Treat yourself with compassion and respect on tough days. 

Pros and Cons of Disclosing a Mental Illness


As we’ve discussed, many people are judgemental of those who struggle with mental illness because of a lack of real understanding or personal experience. Sharing with your colleagues when you are facing a particularly difficult time with a mental illness can, unfortunately, make your career much more challenging.

It is not legal for someone to fire you based on mental illness, nor is it acceptable for someone to treat you poorly; however, it is much more common to experience unfairness due to mental illness than it is for someone who is physically ill because of the lack of understanding. 

Be wise and cautious about who you share your struggles with, and when you aren’t sure you are comfortable enough to discuss your condition, don’t. You can always share what’s going on with you at some later date, but once the information is out, there’s no undoing that. While we’d all like to believe the people around us are mature enough to be supportive and understanding, the difficult reality is that not all people are ready for that level of truth. 


However, if you and your team or your principal have discussed mental illnesses in general and you’ve found them to be understanding and supportive, you may want to open up about your own condition.

If you choose to disclose information about your own mental illness, wait until you are doing well.
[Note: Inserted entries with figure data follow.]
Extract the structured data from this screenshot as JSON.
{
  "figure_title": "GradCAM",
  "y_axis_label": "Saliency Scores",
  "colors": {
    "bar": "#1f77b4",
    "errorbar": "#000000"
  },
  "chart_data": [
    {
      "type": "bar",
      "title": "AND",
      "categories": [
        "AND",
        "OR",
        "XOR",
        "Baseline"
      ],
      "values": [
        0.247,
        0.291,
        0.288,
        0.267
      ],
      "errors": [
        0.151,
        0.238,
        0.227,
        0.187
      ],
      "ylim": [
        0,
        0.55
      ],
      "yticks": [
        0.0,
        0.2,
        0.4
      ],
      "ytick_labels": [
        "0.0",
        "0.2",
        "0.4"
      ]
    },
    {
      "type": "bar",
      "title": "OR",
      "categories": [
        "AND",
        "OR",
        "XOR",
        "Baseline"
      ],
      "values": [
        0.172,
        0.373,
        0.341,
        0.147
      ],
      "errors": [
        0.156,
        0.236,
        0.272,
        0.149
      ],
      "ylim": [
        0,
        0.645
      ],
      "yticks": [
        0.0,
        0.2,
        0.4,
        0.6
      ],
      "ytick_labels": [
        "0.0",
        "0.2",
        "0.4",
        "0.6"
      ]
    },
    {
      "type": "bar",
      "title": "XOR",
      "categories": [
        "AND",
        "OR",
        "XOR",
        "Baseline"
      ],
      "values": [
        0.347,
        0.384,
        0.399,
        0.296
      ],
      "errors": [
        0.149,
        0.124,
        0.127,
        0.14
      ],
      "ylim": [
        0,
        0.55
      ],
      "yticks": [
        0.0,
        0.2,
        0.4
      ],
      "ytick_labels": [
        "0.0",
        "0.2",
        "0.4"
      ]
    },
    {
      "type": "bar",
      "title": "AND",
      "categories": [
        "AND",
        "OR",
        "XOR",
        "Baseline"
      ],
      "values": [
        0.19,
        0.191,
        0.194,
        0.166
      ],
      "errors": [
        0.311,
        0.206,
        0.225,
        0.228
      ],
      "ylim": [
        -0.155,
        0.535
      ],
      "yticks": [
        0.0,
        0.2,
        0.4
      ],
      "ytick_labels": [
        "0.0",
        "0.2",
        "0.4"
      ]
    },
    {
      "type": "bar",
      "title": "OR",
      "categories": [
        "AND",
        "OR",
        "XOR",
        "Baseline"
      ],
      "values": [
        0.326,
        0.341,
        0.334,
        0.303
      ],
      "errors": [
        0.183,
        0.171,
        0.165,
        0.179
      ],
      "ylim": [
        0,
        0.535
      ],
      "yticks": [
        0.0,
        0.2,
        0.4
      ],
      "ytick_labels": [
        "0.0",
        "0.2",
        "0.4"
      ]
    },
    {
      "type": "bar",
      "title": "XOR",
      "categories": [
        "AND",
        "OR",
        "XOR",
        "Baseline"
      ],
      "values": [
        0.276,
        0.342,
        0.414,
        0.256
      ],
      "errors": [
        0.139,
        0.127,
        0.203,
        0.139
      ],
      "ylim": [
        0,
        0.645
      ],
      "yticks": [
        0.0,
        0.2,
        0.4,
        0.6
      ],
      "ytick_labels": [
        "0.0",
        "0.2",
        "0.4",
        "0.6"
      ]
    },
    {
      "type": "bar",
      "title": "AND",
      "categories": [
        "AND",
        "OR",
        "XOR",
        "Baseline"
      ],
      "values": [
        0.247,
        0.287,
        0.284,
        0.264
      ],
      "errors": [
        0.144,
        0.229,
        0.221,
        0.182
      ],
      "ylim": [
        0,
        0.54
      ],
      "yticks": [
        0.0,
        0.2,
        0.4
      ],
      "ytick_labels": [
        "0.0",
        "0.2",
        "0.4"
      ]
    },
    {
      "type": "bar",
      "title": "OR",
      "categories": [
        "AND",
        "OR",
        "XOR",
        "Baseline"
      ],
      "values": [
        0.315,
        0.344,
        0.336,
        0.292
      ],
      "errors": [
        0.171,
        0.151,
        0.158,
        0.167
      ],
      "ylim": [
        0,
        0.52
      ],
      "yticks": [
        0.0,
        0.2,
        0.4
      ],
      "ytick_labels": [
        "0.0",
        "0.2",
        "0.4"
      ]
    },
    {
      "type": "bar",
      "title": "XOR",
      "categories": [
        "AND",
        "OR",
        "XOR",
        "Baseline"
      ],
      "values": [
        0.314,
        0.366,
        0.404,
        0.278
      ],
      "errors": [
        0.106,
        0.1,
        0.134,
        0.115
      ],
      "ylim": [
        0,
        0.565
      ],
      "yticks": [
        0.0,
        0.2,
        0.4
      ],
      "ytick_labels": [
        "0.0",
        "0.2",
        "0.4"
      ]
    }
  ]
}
Talk it over with your doctor or therapist. You might even practice what you’ll say to your colleagues before you actually approach a conversation about it. 

In many cases, people find that it is helpful for other people to know that they are struggling. Don’t wait until you’re in the middle of a flare-up, because that gives them much less time to interact with facts and a lot more exposure to the difficult side of mental illness. Share your struggles when you are symptom-free or close to it so you can be the best mental health advocate possible for yourself.

When sharing with others, be factual about your diagnosis, which symptoms you experience, and how they may eaffect others around you. Let them know that you’re working to keep your symptoms from interfering with your job if you are, and answer questions.

People who’ve never experienced open conversations about mental health sometimes say or do hurtful things because they don’t know better. Be careful to correct misinformation and gently, but firmly, require respect in communicating about mental illness. This may be someone’s only opportunity to learn more.

It’s unfortunate that at this time in history, those who struggle with mental illness are often called upon to advocate so strongly for themselves, but it is very important that we do spread the word that mental illnesses do not make people threatening. Mental illness does not transform a good teacher into a bad teacher. It’s just a part of life - a much more common part of life than most people realize. 

All in all, operate with self-compassion and kindness. You are not your diagnosis. You are a person who happens to have a diagnosis. It doesn’t have to be the thing that defines you.